Other factors like tattoo opacity (how dense the colours are on your skin) and contrast also play a big part in choosing the tattoo cover-up colour palette. In a case we’re still trying to forget, one of our top artists spent a gruelling 54 hours on a cover-up for a determined client, with another specialist roped in to finish the work. You can imagine how much time and money that cost.

· It might sting a little more - than the first time

Okay, it might sting a lot more. Older tattoos, which may not have been done with the right care or skill, will likely be scarred or raised. Any attempt to cover up these ghastly mistakes will hurt badly, though still likely not as much as full tattoo removal.

Scar tissue doesn’t like being worked on. As the flesh has healed, the nerves have repaired themselves, and, as artists spend more time than usual trying to get the needles into the uneven surface, you may find the cover-up being a whole lot more painful than when the tattoo was originally inked.

On the plus side, however, in some cases, the raised skin actually returns to its original flatness once it’s been punctured with a needle. In these instances, your tattoo cover-up might even help reverse some scarring and damage done by the half-blind rookie who worked on you in the first place. Not a bad deal.


· You might not need a cover-up at all – you may just need a ‘touch-up’

In some cases, a cover-up or tattoo removal may not even be necessary at all. While ex’s names and bad designs may be a personal issue you think needs to disappear, your artist may offer a cheaper, easier and less extensive solution – the touch-up.

With touch-ups, the artist simply reworks some of the dull areas, fixes the lines and adds some fresh contrast. Script and names can be reconfigured (just ask Johnny Depp), and even the worst work can be redesigned into fine body art.

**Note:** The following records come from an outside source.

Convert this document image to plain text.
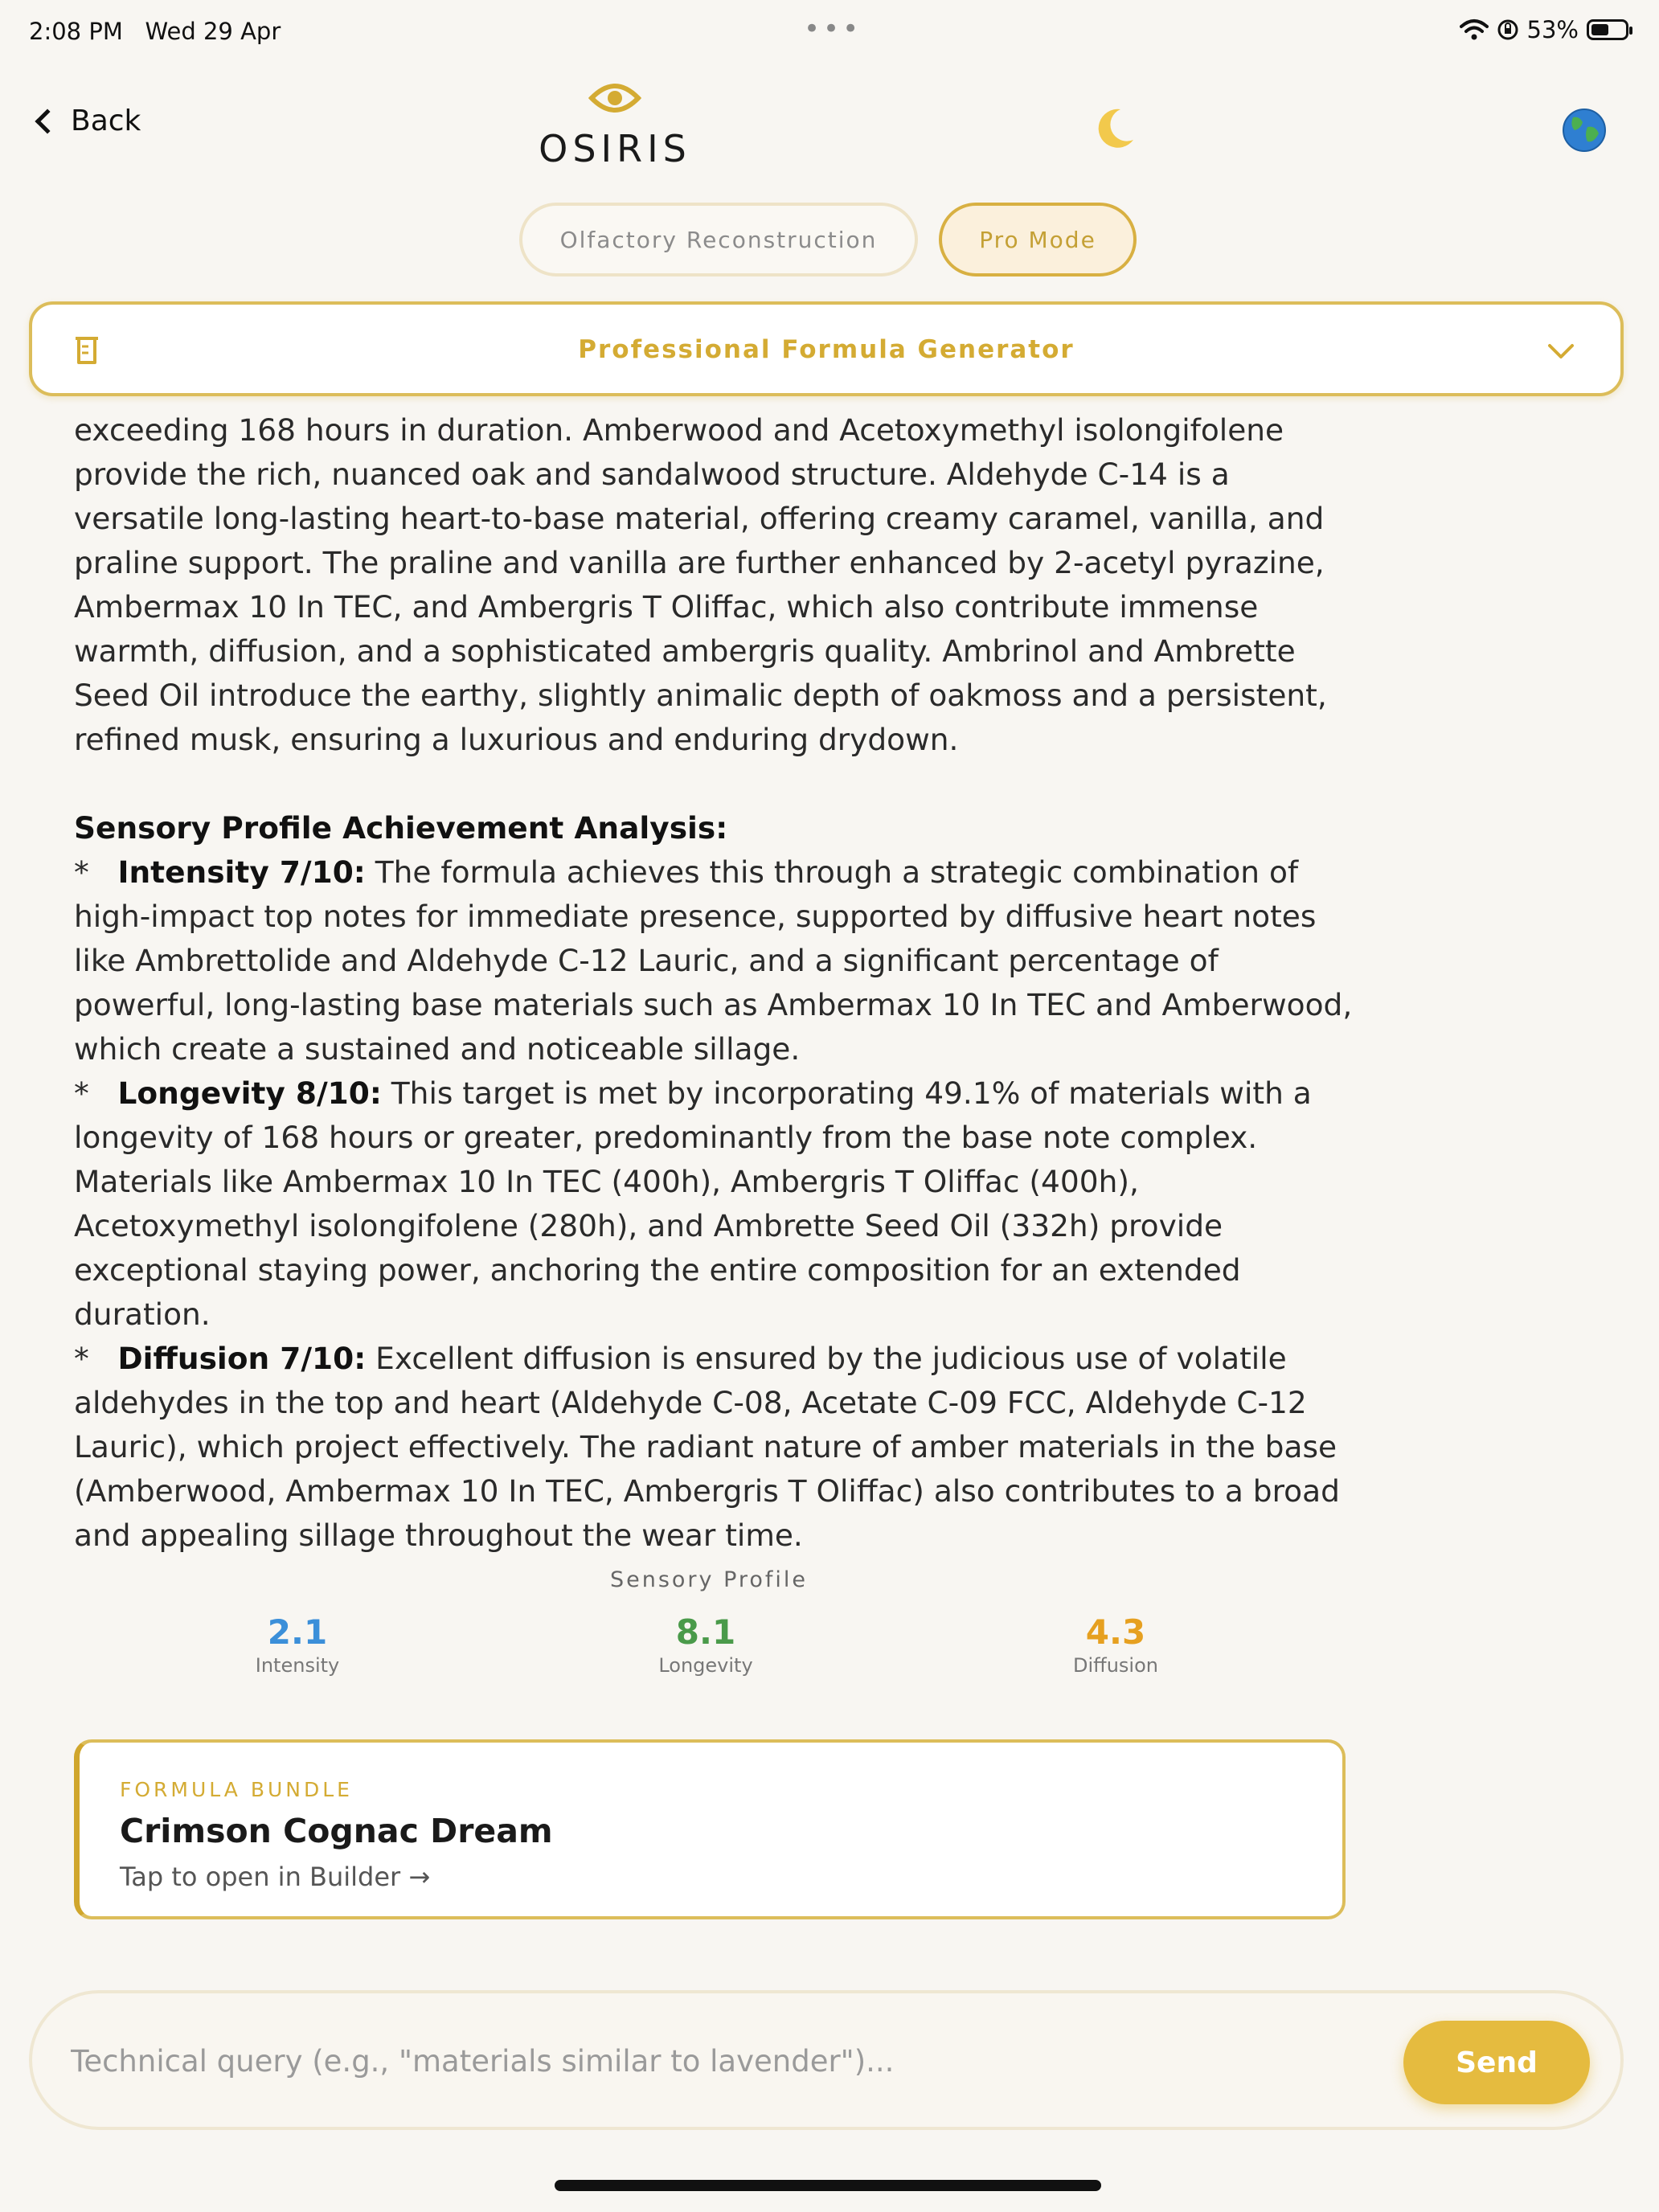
2:08 PM   Wed 29 Apr	•••	53%
Back
OSIRIS
Olfactory Reconstruction	Pro Mode
Professional Formula Generator

exceeding 168 hours in duration. Amberwood and Acetoxymethyl isolongifolene provide the rich, nuanced oak and sandalwood structure. Aldehyde C-14 is a versatile long-lasting heart-to-base material, offering creamy caramel, vanilla, and praline support. The praline and vanilla are further enhanced by 2-acetyl pyrazine, Ambermax 10 In TEC, and Ambergris T Oliffac, which also contribute immense warmth, diffusion, and a sophisticated ambergris quality. Ambrinol and Ambrette Seed Oil introduce the earthy, slightly animalic depth of oakmoss and a persistent, refined musk, ensuring a luxurious and enduring drydown.

Sensory Profile Achievement Analysis:

* Intensity 7/10: The formula achieves this through a strategic combination of high-impact top notes for immediate presence, supported by diffusive heart notes like Ambrettolide and Aldehyde C-12 Lauric, and a significant percentage of powerful, long-lasting base materials such as Ambermax 10 In TEC and Amberwood, which create a sustained and noticeable sillage.

* Longevity 8/10: This target is met by incorporating 49.1% of materials with a longevity of 168 hours or greater, predominantly from the base note complex. Materials like Ambermax 10 In TEC (400h), Ambergris T Oliffac (400h), Acetoxymethyl isolongifolene (280h), and Ambrette Seed Oil (332h) provide exceptional staying power, anchoring the entire composition for an extended duration.

* Diffusion 7/10: Excellent diffusion is ensured by the judicious use of volatile aldehydes in the top and heart (Aldehyde C-08, Acetate C-09 FCC, Aldehyde C-12 Lauric), which project effectively. The radiant nature of amber materials in the base (Amberwood, Ambermax 10 In TEC, Ambergris T Oliffac) also contributes to a broad and appealing sillage throughout the wear time.

Sensory Profile
2.1
Intensity
8.1
Longevity
4.3
Diffusion
FORMULA BUNDLE
Crimson Cognac Dream
Tap to open in Builder →
Technical query (e.g., "materials similar to lavender")...
Send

Depending on the circumstances, the artist might even suggest one or two sessions of laser treatment to lighten up portions of the tattooed area instead of removing it. This is more often the case with large areas of skin in need of a tattoo cover-up that is just too dark to work out. Just remember that laser treatment can be extremely expensive and has a rather low success rate when compared to cover-ups.

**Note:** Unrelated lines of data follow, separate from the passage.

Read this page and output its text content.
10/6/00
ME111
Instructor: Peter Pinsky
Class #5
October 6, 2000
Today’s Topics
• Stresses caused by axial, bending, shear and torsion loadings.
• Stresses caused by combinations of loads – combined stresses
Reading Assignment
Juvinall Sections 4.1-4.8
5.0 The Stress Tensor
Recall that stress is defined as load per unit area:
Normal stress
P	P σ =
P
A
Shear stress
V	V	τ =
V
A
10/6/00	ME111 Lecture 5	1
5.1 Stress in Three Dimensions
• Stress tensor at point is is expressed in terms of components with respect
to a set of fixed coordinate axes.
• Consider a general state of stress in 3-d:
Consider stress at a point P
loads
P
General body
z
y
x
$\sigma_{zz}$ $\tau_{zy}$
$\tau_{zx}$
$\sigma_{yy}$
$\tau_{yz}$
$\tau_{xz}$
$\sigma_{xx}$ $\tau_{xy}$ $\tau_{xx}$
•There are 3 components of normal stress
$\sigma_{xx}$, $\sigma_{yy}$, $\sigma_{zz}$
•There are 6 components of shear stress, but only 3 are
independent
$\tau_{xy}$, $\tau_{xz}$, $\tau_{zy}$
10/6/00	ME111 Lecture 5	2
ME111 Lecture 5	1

So, if you do decide to get lasered, make sure you find a reputable, experienced therapist to do it for you to avoid scarring the tattooed area.

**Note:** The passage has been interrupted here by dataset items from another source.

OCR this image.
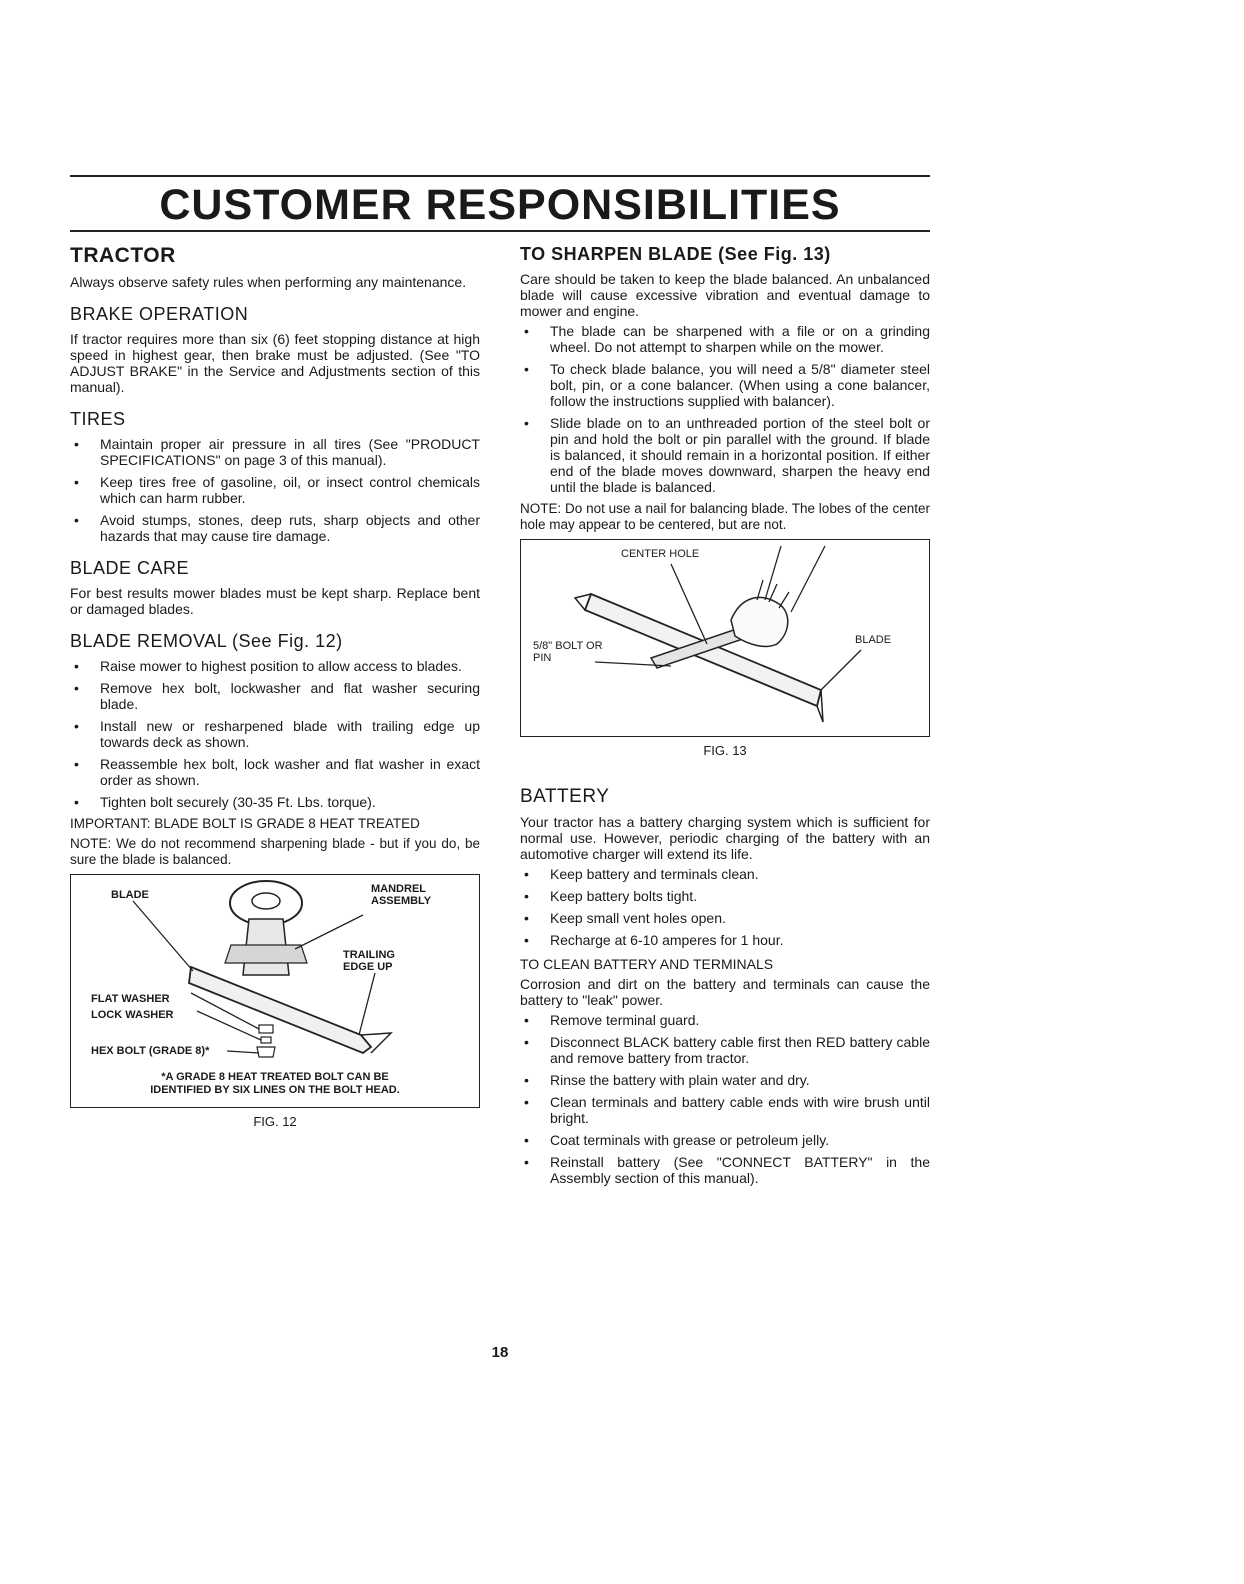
CUSTOMER RESPONSIBILITIES
TRACTOR

Always observe safety rules when performing any maintenance.

BRAKE OPERATION

If tractor requires more than six (6) feet stopping distance at high speed in highest gear, then brake must be adjusted. (See "TO ADJUST BRAKE" in the Service and Adjustments section of this manual).

TIRES
• Maintain proper air pressure in all tires (See "PRODUCT SPECIFICATIONS" on page 3 of this manual).
• Keep tires free of gasoline, oil, or insect control chemicals which can harm rubber.
• Avoid stumps, stones, deep ruts, sharp objects and other hazards that may cause tire damage.
BLADE CARE

For best results mower blades must be kept sharp. Replace bent or damaged blades.

BLADE REMOVAL (See Fig. 12)
• Raise mower to highest position to allow access to blades.
• Remove hex bolt, lockwasher and flat washer securing blade.
• Install new or resharpened blade with trailing edge up towards deck as shown.
• Reassemble hex bolt, lock washer and flat washer in exact order as shown.
• Tighten bolt securely (30-35 Ft. Lbs. torque).

IMPORTANT: BLADE BOLT IS GRADE 8 HEAT TREATED

NOTE: We do not recommend sharpening blade - but if you do, be sure the blade is balanced.

BLADE	MANDREL ASSEMBLY
TRAILING EDGE UP
FLAT WASHER
LOCK WASHER
HEX BOLT (GRADE 8)*
*A GRADE 8 HEAT TREATED BOLT CAN BE IDENTIFIED BY SIX LINES ON THE BOLT HEAD.
FIG. 12
TO SHARPEN BLADE (See Fig. 13)

Care should be taken to keep the blade balanced. An unbalanced blade will cause excessive vibration and eventual damage to mower and engine.

• The blade can be sharpened with a file or on a grinding wheel. Do not attempt to sharpen while on the mower.
• To check blade balance, you will need a 5/8" diameter steel bolt, pin, or a cone balancer. (When using a cone balancer, follow the instructions supplied with balancer).
• Slide blade on to an unthreaded portion of the steel bolt or pin and hold the bolt or pin parallel with the ground. If blade is balanced, it should remain in a horizontal position. If either end of the blade moves downward, sharpen the heavy end until the blade is balanced.

NOTE: Do not use a nail for balancing blade. The lobes of the center hole may appear to be centered, but are not.

CENTER HOLE
5/8" BOLT OR PIN
BLADE
FIG. 13
BATTERY

Your tractor has a battery charging system which is sufficient for normal use. However, periodic charging of the battery with an automotive charger will extend its life.

• Keep battery and terminals clean.
• Keep battery bolts tight.
• Keep small vent holes open.
• Recharge at 6-10 amperes for 1 hour.
TO CLEAN BATTERY AND TERMINALS

Corrosion and dirt on the battery and terminals can cause the battery to "leak" power.

• Remove terminal guard.
• Disconnect BLACK battery cable first then RED battery cable and remove battery from tractor.
• Rinse the battery with plain water and dry.
• Clean terminals and battery cable ends with wire brush until bright.
• Coat terminals with grease or petroleum jelly.
• Reinstall battery (See "CONNECT BATTERY" in the Assembly section of this manual).
18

Covering up tattoos – A new beginning for your existing body art

Cover-up tattoos are the perfect solution to those bad ideas, fading mistakes, tattoo regrets and stale art. They give your tattoos a second shot at glory and cost a whole lot less than laser. While you still have the option of wiping your old tattoos off your body for good, think about the pain, time and effort it’ll take to get it done.

Don’t abandon your tattoos. No matter how bad they look now, with a tattoo cover-up delivered by seasoned pros and experts in their fields, you could end up with something much more beautiful than you could’ve imagined. Besides, hanging out at a vibrant professional tattoo studio full of passionate people beats getting your flesh seared in a dreary doctor's office.


Conclusion - Watergate & Chernobyl-level cover-ups that work

So, there you have it - the low down on cover-up tattoos. Take your time to find an artist who knows what they’re doing, save up to have it done properly, and you will walk away with a brilliant piece of art that will truly last a lifetime. And in the worst-case scenario, you can still opt for the tattoo removal route.